解放されたように、やっと表情を崩した。巨人の戸郷は最後の打者を空振り三振に仕留め、ノーヒットノーランを達成。高卒6年目で成し遂げ、「言葉に表せない感動があった。今までやってきたことが間違いではなかった」。舞台は敵地甲子園。昨季日本一の阪神を封じ、主役になった。
課題だった制球は、オフから力強さを求めた直球を軸に安定。フォーク、スライダーなどの変化球も状況に応じて投げ分けた。大記録を意識したという七回以降も球威は落ちない。九回は先頭に四球を与え、初めて二塁に走者を背負ったものの、最後は中野に得意のフォークを振らせて試合終了。次第に高まる期待、敵地の異様な雰囲気にものまれず投じた123球だった。
ドラフト6位の下位指名からはい上がってきた。今季就任した阿部監督は「若きエース。信頼は揺るがない」と繰り返す。高みを目指すからこそ、自身の理想とはほど遠い結果が続いた今季は「苦しかった」。指揮官は快投に「泣きそうになった」と打ち明け、右腕をたたえた。

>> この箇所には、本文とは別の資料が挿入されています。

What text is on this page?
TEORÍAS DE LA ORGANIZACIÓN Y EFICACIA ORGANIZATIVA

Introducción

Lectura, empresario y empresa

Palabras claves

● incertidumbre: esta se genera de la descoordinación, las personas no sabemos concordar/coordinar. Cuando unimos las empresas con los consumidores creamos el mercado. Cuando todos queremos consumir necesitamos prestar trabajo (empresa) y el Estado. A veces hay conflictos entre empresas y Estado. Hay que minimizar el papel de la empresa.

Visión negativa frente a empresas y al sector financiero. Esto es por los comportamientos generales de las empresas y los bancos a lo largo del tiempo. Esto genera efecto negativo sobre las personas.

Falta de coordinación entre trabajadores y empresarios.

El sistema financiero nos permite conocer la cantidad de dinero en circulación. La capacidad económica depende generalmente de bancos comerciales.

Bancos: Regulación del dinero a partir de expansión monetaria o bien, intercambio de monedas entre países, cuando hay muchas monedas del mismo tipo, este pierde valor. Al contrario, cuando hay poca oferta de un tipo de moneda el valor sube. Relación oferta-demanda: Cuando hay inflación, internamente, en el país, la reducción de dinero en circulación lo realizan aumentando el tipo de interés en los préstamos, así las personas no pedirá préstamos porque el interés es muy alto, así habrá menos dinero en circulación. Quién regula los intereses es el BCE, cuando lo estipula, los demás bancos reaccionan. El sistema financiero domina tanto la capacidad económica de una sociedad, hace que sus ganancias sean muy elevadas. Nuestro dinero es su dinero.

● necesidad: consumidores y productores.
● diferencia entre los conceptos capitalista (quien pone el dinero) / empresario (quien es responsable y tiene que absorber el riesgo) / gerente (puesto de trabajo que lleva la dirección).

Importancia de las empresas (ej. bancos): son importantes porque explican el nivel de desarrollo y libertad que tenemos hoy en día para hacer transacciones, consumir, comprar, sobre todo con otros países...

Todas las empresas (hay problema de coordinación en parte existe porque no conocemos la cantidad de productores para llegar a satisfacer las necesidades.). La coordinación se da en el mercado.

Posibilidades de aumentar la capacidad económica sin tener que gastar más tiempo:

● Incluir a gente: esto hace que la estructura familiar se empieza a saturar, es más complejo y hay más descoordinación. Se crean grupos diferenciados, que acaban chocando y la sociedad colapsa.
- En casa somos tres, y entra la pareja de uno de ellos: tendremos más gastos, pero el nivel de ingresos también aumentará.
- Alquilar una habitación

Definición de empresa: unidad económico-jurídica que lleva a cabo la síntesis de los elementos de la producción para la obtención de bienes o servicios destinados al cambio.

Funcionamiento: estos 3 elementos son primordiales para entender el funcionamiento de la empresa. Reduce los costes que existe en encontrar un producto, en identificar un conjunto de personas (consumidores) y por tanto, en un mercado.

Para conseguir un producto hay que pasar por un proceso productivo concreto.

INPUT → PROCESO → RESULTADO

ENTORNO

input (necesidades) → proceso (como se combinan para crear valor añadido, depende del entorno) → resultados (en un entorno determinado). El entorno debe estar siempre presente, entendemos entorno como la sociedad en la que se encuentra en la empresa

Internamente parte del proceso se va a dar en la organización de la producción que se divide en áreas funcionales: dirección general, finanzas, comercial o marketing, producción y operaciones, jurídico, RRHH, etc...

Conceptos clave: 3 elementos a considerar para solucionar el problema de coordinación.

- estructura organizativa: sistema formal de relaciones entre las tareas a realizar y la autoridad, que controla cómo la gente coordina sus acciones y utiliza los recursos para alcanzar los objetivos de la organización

巨人の投手が甲子園の阪神戦で快挙を遂げたのは1936年の沢村栄治以来。伝統の一戦には思いが強く、「野球人が喜ぶ戦いを毎回見せたいと思っている。偉大な先輩方に多少肩を並べることはできた。もっといろんな記録に挑戦したい」。進むのはエースの道。遠ざかる日本一に向け、役目を果たしていく。